With the stroke of his veto pen, Governor Brown struck down a replacement program for Adult Day Health Care Services (ADHC) and upended the lives of about 35,000 Californians who depend on the services to meet their needs and stay out of nursing homes. The veto also threatens the survival of more than 300 ADHC centers and the jobs of their 7,000 workers.
The Legislature passed the Governor’s proposal to eliminate Medi-Cal’s ADHC benefit in March, but at the same time expressed its intent to enact a less expensive replacement program called Keeping Adults Free From Institutions. On July 25, however, this option vanished when Governor Brown vetoed the legislation (AB 96) establishing it. Medi-Cal funding of ADHC is now scheduled to end on December 1, 2011, with no real plan in place to replace the social and medical services ADHC participants require.
Medi-Cal officials insist otherwise, reporting they will soon enroll most ADHC participants in managed care programs that will be expected to assess and respond to their needs. It is hard to find anyone outside of Medi-Cal who expects this plan to work. Assemblymember Mariko Yamada issued a scathing release that describes the state’s plan as a “transition to nowhere.” Even the managed care companies are worried, noting they will receive about $60 per month to replace ADHC services that cost, on average, $900 per month.
Money is not the only problem. With the number of closed ADHC centers growing by the day, and few centers expected to survive, many communities will not have the type of services that participants need to live at home.
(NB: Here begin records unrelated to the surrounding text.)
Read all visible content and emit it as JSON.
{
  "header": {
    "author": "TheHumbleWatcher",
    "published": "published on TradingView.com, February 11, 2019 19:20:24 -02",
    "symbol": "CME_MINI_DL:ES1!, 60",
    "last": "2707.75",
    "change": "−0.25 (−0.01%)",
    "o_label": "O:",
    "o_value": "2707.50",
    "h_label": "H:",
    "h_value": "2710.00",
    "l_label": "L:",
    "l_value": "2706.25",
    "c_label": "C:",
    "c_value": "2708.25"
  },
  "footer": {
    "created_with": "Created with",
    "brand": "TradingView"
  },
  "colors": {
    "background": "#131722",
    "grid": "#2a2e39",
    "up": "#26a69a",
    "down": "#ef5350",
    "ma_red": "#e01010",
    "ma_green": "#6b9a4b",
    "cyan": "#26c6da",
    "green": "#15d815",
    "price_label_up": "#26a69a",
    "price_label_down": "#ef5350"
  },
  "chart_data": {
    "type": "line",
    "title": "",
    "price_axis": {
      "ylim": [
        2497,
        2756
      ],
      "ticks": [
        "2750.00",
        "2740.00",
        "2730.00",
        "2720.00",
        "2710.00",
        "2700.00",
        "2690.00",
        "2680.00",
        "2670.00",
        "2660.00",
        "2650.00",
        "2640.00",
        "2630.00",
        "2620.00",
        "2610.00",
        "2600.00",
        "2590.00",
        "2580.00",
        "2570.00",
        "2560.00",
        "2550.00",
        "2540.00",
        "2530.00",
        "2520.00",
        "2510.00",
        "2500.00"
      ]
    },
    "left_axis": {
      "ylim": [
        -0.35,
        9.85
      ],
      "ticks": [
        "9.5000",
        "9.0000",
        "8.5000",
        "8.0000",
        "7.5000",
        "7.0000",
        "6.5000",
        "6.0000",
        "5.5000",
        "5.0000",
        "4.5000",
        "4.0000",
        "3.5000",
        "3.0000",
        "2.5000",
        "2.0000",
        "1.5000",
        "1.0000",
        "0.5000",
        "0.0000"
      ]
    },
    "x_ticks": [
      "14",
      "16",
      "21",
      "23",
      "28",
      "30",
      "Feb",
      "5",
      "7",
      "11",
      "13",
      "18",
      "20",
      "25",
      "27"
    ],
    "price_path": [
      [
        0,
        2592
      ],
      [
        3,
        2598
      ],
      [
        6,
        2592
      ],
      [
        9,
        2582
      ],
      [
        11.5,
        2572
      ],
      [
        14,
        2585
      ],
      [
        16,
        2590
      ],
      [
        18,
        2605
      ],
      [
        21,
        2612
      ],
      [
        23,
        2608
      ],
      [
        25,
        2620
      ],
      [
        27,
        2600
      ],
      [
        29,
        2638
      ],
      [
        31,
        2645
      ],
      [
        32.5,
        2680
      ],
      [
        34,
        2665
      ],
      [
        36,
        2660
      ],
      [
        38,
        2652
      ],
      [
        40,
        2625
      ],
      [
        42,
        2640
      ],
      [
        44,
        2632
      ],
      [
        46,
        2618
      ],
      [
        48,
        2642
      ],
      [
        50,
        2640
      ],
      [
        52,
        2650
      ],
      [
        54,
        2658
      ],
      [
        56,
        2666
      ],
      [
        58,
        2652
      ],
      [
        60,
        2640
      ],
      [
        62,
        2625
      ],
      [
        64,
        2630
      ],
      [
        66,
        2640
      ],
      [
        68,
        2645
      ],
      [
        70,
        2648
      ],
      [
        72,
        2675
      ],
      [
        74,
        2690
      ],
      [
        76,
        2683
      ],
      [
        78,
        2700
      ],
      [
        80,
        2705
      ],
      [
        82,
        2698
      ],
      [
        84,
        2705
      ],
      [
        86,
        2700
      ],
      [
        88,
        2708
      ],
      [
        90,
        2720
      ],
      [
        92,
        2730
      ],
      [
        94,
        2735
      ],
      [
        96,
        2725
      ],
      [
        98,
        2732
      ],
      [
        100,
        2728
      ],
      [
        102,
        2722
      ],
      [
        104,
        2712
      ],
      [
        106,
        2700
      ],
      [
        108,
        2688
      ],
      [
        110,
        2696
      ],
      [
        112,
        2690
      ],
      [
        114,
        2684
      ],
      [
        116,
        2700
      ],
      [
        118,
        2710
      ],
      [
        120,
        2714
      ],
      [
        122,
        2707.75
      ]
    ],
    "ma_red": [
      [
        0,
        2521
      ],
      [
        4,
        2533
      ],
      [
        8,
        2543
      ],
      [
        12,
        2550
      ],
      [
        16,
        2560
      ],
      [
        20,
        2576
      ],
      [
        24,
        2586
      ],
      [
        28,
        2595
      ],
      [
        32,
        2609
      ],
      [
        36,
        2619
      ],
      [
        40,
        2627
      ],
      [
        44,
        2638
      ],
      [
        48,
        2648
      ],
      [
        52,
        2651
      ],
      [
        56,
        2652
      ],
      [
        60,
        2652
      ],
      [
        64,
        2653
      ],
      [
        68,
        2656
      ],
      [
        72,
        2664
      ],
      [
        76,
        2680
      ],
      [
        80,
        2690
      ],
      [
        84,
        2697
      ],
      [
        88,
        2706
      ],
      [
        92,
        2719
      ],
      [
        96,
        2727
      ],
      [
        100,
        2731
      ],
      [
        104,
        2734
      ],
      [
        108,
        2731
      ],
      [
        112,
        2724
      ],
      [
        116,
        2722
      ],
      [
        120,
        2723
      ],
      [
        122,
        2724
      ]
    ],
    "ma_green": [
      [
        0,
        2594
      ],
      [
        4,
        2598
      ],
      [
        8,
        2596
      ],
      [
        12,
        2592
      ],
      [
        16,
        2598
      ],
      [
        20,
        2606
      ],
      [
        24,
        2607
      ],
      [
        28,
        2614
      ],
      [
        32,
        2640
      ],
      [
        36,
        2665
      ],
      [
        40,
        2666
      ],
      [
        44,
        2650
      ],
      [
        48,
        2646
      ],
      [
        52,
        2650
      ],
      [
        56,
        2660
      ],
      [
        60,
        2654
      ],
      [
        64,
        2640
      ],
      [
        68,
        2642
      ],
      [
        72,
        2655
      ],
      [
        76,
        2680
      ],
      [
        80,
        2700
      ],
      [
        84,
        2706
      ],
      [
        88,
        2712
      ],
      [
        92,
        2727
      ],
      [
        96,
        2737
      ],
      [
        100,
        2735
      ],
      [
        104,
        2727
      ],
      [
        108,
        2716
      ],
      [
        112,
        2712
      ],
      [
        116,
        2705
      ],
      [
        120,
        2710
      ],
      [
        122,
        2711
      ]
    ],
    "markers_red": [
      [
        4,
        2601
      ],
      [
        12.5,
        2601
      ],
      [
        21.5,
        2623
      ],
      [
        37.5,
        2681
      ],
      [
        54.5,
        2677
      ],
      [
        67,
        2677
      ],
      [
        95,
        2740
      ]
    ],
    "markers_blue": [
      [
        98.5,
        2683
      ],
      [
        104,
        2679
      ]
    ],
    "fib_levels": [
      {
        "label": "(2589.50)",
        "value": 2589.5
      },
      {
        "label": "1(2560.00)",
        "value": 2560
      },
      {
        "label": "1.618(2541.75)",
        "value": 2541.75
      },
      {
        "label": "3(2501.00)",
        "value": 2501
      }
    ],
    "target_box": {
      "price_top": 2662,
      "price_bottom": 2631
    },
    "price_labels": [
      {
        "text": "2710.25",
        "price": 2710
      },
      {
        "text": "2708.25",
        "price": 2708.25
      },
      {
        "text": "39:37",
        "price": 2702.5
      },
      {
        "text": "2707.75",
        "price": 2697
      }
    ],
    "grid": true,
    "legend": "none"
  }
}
A successful model of care that has operated in California for nearly 40 years will be wiped out within months unless immediate action is taken to reverse the Governor’s action.
On August 16th, Assemblymember Yamada chaired an emotional four-hour hearing to review the state’s plan and hear public concerns. Dozens of ADHC participants, family members, workers, advocates and experts expressed grief and shock about the human crisis unfolding in our communities. Several key legislators joined Assemblymember Yamada at the hearing, and almost all expressed distress about the unfolding developments.
State Controller John Chiang also weighed in on August 16. In a remarkable letter to Medi-Cal’s director, he urged him to recover $339 million in overpayments to SCAN (Senior Care Action Network), a Southern California managed care organization, before enrolling any ADHC participants in SCAN. In an earlier letter to SCAN, Controller Chiang expressed concern that it lined its pockets at taxpayer expense by reaping grossly unfair profits of more than 80 percent (20 times the industry average) on an earlier Medi-Cal contract. Despite the massive overpayments, Medi-Cal plans to enroll about 20 percent of ADHC participants in SCAN. If applied to ADHC, the disputed payments could fund the program for an entire year.The last hope for ADHC participants and workers may be a federal lawsuit brought by Disability Rights California and other advocacy organizations that seeks to block, at least temporarily, the elimination of ADHC on the grounds that it violates federal laws, including the Americans with Disabilities Act. Unfortunately, the federal district court in Oakland postponed a July hearing in the case until November 1. By then, more centers will have closed, and the cut-off date for ADHC funding will be just 30-days away.